I too am mystified by Gnome and Canonical. If they want to compete in the tablet/mobile space then they need to be good at something. Anything will do such as price, freedom, apps, developer productivity, distribution, popularity, localization, tools, privacy, security etc but I can't name a single thing. And the competition is constantly improving - being better than Android/iOS today is useless if you ship in 3 years. Not to mention Mozilla/Firefox are also messing in this space diluting effort and attention even more.
The only thing Gnome and Canonical have to show so far is a homescreen/launcher which is by far the least useful/interesting part of the tablet/mobile experience.
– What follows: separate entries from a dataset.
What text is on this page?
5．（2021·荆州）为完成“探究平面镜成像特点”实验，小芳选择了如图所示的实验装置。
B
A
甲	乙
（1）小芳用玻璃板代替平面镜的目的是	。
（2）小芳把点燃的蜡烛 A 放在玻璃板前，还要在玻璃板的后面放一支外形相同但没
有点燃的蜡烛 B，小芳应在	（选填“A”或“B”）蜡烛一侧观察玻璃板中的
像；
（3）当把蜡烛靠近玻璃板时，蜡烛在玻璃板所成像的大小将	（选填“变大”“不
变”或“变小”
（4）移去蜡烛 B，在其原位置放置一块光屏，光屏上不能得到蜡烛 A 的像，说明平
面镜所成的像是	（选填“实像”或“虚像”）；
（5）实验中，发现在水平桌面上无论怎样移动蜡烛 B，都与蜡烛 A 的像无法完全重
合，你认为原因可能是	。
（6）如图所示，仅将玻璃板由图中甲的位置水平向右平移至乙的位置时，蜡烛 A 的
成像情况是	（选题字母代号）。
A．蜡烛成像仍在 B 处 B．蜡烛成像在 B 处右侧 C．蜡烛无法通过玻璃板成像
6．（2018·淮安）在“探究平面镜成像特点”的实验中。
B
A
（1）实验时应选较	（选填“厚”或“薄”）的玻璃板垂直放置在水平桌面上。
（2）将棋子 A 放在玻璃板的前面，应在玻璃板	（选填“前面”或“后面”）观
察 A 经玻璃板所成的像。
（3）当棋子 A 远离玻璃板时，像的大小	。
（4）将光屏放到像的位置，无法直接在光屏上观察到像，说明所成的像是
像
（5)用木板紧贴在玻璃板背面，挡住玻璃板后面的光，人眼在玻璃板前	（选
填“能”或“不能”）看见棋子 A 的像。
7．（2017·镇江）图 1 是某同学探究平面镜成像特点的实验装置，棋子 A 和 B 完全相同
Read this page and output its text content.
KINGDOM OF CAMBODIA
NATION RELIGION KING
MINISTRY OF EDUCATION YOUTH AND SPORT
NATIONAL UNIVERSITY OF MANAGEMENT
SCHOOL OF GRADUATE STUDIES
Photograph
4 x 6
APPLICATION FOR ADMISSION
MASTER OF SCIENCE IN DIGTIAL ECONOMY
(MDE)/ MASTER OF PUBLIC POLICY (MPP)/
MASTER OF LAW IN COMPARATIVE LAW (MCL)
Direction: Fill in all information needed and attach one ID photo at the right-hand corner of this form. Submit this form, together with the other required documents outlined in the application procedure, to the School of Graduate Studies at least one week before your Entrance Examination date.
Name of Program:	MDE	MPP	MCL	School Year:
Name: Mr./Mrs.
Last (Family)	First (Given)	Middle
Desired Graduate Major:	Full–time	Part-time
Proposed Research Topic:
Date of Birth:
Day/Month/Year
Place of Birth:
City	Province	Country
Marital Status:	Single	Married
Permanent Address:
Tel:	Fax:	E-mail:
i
On the being constructive side, what they should be doing is what happened to the GNU project. Do not try to take over the whole world with your stuff all at once. Instead run parts on existing platforms, and provide alternatives or replacements for the other components until it is possible to run completely "native". This way the development effort can be used most effectively, feedback is quick, and you have a working system from day one. What Gnome and Canonical seem to be doing is following the model of Hurd!
> The only thing Gnome and Canonical have to show so far is a homescreen/launcher which is by far the least useful/interesting part of the tablet/mobile experience.
I wish the general public agreed, but the number of awful websites for new desktop wallpapers or icons or mouse pointers or other trivial customisations tells me that a lot of people think the 'home screen interface' is super important, and they don't care (or even know) about other more important things.
Canonical and Gnome have destroyed my previous arguments about the benefits of benign dictators or of directed committees. There's some gentle backlash against Ubuntu (a little bit is from people who know what they're talking about, a lot of it is from people who just don't like the popular Ubuntu) and there's similar backlash against some of the Gnome stuff.
I really wish that tablet / phone / touch interface things were spun off into separate projects, to allow people to continue polishing existing projects rather than focusing on monumental change. That'd allow people to continue using one interface on desktops and the other on tablets. Because they are different, and have different needs, and you can't really kludge one metaphor onto both devices.
That's what KDE has done: the big rewrite of KDE4 let them use the same libraries to power two different shells, for distinct purposes. That's a good way of doing it. Though it does not solve the problem for the rest of the applications.
Once users are happy with everything else, then they turn to customising home screens. If the entire system was only a home screen no one would touch it! (And arguably many are doing personalization rather than customization.)